Of course, people would still use other means of transportation. For example, by driving, uber/lyft, buses/trains. But it is impossible to get those data. Capturing something is better than getting nothing.

tamos commented 6 years ago

You might want to check out Uber Movement. They have data on trips between locations; don't know if it's available for Chicago but maybe.

xywu-soc commented 6 years ago

@LeosonH Thanks! In the content analysis part, I didn't limit the articles to music genres related to Chicago. Since each of the music festivals is for a specific music genre, I make the assumption that the style of music could represent the style of the music festival.

And since there're many mixed-type genres like 'pop funk' and 'punk blues', it is hard to directly differentiate them by their names. So I put all the articles in a word2vec model, and extract the similarities between 'house'/'gospel'/'blues' and the key words in my radar plot.

xywu-soc commented 6 years ago

@sixisxu Thanks for the advice! I don't think the Divvy data is representative, so I mentioned in the 19th slide that there is likely to be self-selection bias in the data. Bicycle/bus/train/taxi/uber/lyft data would always have this problem. An ideal type of data would be survey data. Although I've spent a long time trying to find one, I've still found nothing. So I have to say merely 'people' instead of 'population' in my title.

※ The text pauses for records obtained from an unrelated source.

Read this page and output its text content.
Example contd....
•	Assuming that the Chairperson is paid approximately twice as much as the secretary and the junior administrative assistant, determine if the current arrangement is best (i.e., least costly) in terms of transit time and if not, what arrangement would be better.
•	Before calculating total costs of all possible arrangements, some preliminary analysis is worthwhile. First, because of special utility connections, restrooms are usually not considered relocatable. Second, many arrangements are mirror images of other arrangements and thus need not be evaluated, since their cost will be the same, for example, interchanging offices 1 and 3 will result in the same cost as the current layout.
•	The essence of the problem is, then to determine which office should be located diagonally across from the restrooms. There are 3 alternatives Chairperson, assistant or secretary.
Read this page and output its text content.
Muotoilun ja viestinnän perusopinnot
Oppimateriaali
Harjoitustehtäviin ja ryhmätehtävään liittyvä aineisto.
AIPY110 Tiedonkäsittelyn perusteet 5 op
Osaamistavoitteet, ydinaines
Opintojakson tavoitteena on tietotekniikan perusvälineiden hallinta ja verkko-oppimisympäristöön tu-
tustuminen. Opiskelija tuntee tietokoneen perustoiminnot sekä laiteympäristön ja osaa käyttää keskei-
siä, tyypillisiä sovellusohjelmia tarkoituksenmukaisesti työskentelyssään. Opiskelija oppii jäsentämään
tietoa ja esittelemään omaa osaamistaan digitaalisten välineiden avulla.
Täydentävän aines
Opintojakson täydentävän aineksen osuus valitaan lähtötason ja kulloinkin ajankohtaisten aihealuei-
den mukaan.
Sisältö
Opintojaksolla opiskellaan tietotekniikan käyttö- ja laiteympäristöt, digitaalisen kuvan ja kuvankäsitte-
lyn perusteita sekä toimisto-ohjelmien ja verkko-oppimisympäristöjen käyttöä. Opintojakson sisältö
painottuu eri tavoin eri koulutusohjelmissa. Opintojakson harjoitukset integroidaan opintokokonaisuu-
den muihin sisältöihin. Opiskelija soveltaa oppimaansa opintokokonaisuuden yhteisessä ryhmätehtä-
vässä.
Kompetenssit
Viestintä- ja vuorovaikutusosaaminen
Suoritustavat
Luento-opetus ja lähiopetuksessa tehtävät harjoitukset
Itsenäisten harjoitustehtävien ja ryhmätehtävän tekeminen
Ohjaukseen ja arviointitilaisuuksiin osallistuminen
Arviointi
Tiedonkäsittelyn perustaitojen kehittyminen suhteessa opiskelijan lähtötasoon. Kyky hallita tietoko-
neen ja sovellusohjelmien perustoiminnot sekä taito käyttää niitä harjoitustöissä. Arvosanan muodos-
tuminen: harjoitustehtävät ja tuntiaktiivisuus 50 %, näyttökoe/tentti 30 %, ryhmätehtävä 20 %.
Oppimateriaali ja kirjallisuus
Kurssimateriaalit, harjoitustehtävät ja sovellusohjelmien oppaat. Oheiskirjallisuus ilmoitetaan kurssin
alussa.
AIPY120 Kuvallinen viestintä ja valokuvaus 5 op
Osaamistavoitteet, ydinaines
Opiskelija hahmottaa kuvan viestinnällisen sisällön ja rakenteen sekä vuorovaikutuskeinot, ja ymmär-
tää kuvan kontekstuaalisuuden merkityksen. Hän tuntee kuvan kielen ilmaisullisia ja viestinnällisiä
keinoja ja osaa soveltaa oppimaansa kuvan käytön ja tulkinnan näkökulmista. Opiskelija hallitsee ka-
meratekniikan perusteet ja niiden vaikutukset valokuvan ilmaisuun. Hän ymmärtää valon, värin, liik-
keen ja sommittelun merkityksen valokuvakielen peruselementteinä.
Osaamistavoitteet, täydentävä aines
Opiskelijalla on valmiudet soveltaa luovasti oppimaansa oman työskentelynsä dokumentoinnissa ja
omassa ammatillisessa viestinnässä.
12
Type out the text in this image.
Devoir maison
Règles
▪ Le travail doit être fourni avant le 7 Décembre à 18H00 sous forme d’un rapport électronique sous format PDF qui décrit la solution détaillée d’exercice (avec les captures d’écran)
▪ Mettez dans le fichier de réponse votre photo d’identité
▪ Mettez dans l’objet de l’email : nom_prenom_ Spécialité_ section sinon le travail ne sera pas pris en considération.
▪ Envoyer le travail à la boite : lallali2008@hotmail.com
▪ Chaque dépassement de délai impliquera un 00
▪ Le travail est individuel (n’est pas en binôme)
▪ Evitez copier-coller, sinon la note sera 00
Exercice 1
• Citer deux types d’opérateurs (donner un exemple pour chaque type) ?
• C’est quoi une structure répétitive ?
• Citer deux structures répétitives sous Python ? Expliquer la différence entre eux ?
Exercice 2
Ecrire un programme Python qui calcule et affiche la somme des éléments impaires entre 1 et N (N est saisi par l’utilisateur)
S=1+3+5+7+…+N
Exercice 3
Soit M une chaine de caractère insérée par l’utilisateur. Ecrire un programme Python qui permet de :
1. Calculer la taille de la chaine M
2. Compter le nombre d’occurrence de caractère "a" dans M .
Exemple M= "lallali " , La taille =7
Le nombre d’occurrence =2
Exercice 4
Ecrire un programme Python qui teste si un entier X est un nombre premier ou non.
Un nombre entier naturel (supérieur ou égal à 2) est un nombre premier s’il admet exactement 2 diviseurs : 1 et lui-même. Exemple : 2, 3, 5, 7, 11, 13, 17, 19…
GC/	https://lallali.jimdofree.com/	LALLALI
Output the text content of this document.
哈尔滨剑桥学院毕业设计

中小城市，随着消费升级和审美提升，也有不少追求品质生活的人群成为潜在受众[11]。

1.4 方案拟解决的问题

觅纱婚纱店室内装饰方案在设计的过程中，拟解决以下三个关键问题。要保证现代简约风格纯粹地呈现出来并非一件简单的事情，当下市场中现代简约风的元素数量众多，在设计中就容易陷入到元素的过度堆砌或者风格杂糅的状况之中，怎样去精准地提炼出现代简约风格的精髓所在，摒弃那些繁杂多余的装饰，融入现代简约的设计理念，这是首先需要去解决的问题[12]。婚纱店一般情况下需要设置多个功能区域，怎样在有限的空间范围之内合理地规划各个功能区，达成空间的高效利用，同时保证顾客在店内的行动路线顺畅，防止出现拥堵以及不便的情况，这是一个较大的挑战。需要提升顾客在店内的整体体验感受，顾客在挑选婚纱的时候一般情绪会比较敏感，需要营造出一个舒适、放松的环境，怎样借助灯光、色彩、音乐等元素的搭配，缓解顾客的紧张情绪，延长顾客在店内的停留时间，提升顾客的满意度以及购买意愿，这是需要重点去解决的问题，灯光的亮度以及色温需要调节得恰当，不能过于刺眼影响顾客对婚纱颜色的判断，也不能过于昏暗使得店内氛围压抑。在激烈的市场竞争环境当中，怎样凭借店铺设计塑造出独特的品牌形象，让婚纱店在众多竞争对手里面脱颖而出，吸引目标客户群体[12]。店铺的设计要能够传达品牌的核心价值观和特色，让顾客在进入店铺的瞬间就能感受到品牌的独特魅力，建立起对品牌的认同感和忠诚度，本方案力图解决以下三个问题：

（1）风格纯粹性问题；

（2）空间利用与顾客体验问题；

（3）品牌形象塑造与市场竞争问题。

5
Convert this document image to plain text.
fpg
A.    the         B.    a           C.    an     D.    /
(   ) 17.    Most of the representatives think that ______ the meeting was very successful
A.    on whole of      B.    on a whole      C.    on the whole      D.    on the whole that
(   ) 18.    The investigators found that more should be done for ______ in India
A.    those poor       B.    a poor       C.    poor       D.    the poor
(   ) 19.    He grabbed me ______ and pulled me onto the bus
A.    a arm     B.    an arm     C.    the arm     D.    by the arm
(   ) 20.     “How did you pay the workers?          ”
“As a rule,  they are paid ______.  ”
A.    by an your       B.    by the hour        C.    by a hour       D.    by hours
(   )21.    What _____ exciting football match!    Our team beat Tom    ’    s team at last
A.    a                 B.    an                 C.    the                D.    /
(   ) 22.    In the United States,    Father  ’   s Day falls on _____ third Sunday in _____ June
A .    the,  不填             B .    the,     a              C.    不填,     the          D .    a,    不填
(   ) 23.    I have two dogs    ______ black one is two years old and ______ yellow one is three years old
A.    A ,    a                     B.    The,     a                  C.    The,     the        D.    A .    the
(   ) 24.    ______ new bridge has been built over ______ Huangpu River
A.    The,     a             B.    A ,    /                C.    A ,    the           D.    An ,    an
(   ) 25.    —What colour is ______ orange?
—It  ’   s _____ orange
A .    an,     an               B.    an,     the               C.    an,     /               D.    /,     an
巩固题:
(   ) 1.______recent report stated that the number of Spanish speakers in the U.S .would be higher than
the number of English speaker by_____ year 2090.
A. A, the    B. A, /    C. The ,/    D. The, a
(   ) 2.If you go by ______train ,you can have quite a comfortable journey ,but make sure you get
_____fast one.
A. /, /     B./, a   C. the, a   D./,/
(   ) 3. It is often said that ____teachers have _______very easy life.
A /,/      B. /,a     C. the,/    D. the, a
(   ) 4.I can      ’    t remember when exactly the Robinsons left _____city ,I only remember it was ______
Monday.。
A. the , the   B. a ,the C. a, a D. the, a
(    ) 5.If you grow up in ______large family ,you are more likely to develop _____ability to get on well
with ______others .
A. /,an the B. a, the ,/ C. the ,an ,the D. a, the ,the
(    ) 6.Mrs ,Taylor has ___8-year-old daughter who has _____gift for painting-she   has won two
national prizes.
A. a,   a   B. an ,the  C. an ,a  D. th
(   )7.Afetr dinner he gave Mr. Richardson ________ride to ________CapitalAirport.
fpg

Hopefully some day there would be a more representative data!

xywu-soc commented 6 years ago

@dpzhang Yes. According to the theory, different amenities attract different types of people. And some kind of urban amenities could make some cities more attractive than others. So this might be helpful to understand people's geographical mobility in the long run (which might be a little bit too ambitious). Also, I think this could be helpful for urban policy arrangement.